それぞれが人としての相応のズルさはありますが、それでもまっとうで優しい人たちです。
それが主人公をさらにさいなみます。
主人公は事故にあった遥への罪悪感から、進学も就職もできなくて、ボロボロになって、遥の両親からはもう病室に来なくていいと言われて。
なんとか水月が支えてくれて立ち直って、バイトでファミレスの店員を始めて、それも板についてきて…
水月と付き合って、愛し合うようになって、思い出をつむいで行って。
その水月の方も自分がしてしまった罪悪感と主人公への愛情から水泳を諦めて、こだわりだった髪を切って。
事故で眠り続けていた遥が目覚めます。
『さぁ』
っていう話です。
お互いに出せるカードはすべてさらしています。
主人公もヒロインたち2人も、人生の全てがテーブルに捧げられています。
さぁ、あなたはどちらのヒロインを選びますか?
これがこのゲームの醍醐味です。
君が望む永遠が語りたかったものとは?
通過儀礼と取り返しのつかない罪を語り語ったのではないかなと思います。
まだ10代の頃の感性で受けた取り返しのつかない罪、そしてその大きさとその事件が後々まで与える影響力。

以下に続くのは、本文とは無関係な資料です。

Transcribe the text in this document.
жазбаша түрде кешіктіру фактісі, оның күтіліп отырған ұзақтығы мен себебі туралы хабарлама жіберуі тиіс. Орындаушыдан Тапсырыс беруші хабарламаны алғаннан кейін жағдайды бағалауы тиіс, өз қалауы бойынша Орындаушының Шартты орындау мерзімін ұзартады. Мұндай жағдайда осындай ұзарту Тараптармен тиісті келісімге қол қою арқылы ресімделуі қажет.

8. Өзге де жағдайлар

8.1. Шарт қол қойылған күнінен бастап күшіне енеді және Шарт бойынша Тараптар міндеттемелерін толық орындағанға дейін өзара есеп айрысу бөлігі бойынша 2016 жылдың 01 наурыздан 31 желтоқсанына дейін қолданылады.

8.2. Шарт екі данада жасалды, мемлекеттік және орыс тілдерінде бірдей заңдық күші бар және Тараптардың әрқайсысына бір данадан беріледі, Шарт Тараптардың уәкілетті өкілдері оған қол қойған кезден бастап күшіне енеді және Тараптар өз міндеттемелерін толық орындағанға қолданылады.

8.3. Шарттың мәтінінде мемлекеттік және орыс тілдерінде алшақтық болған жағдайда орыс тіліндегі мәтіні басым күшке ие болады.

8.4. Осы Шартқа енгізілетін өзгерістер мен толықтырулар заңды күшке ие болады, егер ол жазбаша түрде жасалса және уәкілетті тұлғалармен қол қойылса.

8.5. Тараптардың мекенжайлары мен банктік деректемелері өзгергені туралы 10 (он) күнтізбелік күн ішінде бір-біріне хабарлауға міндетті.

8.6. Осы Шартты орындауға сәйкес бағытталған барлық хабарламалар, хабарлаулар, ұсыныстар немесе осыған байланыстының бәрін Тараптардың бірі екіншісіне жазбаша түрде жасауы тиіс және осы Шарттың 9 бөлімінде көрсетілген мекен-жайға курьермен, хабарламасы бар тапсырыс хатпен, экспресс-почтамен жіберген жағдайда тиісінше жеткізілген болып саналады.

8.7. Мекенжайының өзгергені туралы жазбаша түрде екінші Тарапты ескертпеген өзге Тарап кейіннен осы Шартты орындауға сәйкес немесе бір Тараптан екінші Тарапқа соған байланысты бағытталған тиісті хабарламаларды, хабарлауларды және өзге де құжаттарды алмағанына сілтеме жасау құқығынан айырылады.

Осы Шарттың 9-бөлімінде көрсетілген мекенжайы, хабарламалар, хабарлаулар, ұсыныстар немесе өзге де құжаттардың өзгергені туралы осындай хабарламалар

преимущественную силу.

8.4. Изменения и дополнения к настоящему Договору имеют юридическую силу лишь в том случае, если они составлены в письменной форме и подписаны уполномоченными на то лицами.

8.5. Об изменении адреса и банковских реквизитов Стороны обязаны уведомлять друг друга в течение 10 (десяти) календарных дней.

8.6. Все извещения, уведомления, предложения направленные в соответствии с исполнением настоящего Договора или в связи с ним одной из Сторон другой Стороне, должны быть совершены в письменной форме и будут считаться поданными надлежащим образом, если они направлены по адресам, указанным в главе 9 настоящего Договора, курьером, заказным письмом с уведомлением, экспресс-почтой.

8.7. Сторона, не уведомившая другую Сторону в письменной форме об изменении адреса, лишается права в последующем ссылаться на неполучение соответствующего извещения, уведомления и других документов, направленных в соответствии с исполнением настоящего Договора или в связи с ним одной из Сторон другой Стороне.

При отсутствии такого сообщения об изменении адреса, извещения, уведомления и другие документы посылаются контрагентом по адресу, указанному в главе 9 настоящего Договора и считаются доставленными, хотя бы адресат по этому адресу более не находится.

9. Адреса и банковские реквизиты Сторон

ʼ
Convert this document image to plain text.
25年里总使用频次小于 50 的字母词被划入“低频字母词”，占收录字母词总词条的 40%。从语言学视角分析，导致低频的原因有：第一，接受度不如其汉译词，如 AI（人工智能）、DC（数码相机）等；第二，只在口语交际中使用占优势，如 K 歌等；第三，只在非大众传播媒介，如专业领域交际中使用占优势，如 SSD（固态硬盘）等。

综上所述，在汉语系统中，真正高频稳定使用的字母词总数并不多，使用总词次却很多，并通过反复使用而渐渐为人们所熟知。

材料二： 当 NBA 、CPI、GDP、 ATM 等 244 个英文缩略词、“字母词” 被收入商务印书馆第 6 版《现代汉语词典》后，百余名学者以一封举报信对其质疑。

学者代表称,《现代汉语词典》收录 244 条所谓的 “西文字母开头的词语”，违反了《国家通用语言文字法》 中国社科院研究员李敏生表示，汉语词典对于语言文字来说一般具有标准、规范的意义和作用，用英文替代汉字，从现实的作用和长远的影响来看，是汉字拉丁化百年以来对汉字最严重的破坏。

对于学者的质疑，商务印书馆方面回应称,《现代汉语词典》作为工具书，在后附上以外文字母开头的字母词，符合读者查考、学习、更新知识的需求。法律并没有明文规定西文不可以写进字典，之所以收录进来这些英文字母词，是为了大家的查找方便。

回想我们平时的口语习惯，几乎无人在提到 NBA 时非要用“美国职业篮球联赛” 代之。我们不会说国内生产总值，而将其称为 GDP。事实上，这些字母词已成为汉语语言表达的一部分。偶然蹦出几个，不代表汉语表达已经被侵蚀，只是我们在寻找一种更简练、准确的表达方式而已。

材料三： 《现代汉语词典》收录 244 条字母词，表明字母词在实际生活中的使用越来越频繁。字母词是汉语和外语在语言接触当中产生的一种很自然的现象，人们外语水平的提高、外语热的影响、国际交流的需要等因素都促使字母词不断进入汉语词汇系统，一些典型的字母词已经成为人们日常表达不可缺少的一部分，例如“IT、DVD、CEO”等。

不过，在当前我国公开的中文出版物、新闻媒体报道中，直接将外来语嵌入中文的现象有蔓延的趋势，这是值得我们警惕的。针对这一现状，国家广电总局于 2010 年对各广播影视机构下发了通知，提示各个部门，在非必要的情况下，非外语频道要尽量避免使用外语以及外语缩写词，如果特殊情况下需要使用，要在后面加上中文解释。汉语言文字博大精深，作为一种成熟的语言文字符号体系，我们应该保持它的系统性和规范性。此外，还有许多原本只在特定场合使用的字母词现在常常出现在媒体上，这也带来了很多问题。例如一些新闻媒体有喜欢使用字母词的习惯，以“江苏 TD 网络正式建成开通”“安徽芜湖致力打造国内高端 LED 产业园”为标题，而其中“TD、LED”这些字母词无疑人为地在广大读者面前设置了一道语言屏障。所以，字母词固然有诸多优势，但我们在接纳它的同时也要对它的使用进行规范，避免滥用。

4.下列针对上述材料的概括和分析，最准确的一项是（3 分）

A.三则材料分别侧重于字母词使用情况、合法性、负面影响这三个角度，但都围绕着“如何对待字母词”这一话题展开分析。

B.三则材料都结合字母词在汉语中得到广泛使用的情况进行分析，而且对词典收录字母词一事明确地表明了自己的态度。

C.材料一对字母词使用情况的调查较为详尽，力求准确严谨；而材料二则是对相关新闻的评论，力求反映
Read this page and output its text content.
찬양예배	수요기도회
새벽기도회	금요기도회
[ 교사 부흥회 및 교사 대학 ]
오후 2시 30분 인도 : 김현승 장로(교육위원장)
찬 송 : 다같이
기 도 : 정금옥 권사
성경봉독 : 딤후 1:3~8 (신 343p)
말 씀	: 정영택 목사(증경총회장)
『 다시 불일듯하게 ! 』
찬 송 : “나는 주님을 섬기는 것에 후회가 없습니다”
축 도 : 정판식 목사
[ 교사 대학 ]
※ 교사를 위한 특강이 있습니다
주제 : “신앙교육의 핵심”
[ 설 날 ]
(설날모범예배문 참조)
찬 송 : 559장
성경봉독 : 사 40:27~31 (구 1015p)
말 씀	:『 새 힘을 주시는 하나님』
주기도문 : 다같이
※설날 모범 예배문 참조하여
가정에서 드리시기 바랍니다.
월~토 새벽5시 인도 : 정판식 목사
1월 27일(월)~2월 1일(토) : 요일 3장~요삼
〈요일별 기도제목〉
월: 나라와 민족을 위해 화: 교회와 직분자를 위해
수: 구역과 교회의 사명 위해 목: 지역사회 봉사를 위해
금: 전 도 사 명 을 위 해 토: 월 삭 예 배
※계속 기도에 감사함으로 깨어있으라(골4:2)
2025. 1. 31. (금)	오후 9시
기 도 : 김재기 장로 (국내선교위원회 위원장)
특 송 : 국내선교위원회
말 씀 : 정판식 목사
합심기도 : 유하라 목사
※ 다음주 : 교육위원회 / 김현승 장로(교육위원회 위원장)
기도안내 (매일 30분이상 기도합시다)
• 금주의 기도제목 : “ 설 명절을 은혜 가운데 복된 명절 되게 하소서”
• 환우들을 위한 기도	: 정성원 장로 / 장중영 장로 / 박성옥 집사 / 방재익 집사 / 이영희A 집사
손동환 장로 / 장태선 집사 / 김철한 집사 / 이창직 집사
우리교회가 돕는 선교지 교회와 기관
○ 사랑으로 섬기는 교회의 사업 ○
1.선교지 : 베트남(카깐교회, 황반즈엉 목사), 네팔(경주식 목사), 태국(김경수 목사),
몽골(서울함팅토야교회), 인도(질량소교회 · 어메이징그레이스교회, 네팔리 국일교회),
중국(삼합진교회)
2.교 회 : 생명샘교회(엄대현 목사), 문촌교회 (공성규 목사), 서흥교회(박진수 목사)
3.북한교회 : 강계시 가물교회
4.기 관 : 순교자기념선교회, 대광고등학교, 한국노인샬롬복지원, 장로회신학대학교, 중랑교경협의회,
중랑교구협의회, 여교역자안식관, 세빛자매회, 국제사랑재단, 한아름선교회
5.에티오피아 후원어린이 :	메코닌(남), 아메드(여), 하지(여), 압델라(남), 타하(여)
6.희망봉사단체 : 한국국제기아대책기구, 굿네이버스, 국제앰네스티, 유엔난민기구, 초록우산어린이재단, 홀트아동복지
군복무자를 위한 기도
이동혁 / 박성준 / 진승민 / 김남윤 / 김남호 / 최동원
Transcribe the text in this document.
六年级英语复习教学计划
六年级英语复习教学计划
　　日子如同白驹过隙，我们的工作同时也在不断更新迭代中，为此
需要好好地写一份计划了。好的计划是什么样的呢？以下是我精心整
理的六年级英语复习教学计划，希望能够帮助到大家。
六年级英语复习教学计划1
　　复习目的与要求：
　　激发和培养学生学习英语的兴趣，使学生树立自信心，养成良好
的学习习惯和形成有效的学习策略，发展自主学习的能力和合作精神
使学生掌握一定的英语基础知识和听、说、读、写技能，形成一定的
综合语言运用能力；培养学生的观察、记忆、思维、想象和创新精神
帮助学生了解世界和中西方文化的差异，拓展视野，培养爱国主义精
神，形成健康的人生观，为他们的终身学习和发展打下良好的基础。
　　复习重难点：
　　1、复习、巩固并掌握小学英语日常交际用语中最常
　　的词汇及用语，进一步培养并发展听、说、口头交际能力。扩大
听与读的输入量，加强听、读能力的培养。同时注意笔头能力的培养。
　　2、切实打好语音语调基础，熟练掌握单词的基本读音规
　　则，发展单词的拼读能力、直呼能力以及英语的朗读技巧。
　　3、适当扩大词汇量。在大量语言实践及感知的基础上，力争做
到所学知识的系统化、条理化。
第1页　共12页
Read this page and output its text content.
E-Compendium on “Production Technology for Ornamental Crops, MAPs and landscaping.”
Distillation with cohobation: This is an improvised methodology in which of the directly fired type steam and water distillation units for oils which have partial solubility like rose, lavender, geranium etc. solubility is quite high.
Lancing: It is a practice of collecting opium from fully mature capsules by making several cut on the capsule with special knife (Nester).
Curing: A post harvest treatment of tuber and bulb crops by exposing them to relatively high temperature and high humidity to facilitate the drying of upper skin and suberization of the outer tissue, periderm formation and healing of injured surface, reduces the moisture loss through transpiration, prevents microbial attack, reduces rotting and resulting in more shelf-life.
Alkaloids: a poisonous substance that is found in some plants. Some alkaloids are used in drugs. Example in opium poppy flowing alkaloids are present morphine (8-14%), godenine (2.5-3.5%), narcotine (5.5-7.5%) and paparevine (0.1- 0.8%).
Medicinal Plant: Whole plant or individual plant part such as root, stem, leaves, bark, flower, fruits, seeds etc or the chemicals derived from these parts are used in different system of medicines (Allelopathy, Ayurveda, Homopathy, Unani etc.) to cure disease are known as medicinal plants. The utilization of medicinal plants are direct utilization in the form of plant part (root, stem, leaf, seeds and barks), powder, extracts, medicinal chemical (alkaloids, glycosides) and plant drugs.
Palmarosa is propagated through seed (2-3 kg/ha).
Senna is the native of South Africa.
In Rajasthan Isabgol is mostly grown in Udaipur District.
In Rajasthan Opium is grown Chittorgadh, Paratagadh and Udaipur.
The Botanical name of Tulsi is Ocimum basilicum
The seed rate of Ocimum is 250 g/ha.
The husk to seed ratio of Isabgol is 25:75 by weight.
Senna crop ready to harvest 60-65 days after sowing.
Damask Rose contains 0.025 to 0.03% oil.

そんなものが描きたかったのではないかなぁっと思います。
昔の傷として深く沈めていた過去がよみがえってくる。
あのときの記憶を全部引き連れて…
だからこそこの物語は2人のヒロインとの話です。
③選択肢の重要性
君が望む永遠は18禁ゲームの中でもさらにディープなゲームです。
だからこそその選択肢によっては、その人の人生を簡単に狂わせることができます。
水月を奴隷のように従属させて壊してしまうこともできれば、遥を物理的に壊してしまうこともできます。
主人公が壊れてしまう展開も度々起こります。
2人との関係を全て投げ出して、別のヒロインと生きる選択肢を取ることもできれば、その別のヒロインを壊してヤンデレ化させて、主人公がそのヒロインに飼われるような展開もできます。
まさに大人のゲームでしか語り得ないことです。
それでも…
だからこそこの作品にはやる価値があります。
丁寧にきちんと相手のことを考えて、かわいそうだとかいう気持ちを封じこめて、断固として片方を選べば、そのヒロインとのハッピーエンドが待っています。
深く刺さったトゲはもう抜けないけれど、それを教訓にしてこれからの人生を選ぶことはできます。
君が望む永遠とは?
これぞ18禁ゲームといった作品です。
やりこんで、魂を持っていかれて、しばらくぼーっとしてしまった記憶があります。
どのエンディングも素晴らしかった。
2人以外のヒロインもとても魅力的で、それだけにとても残念です。
全部忘れて他の女性と一緒になると、事件が大きすぎて罪悪感にさいなまれます。
ただあんまりに大きすぎる事件を体験した切実すぎる人間関係よりも、新しい人間関係の方が、すんなり幸せになれるかもしれないなぁっと、35歳を過ぎた今はそう思います。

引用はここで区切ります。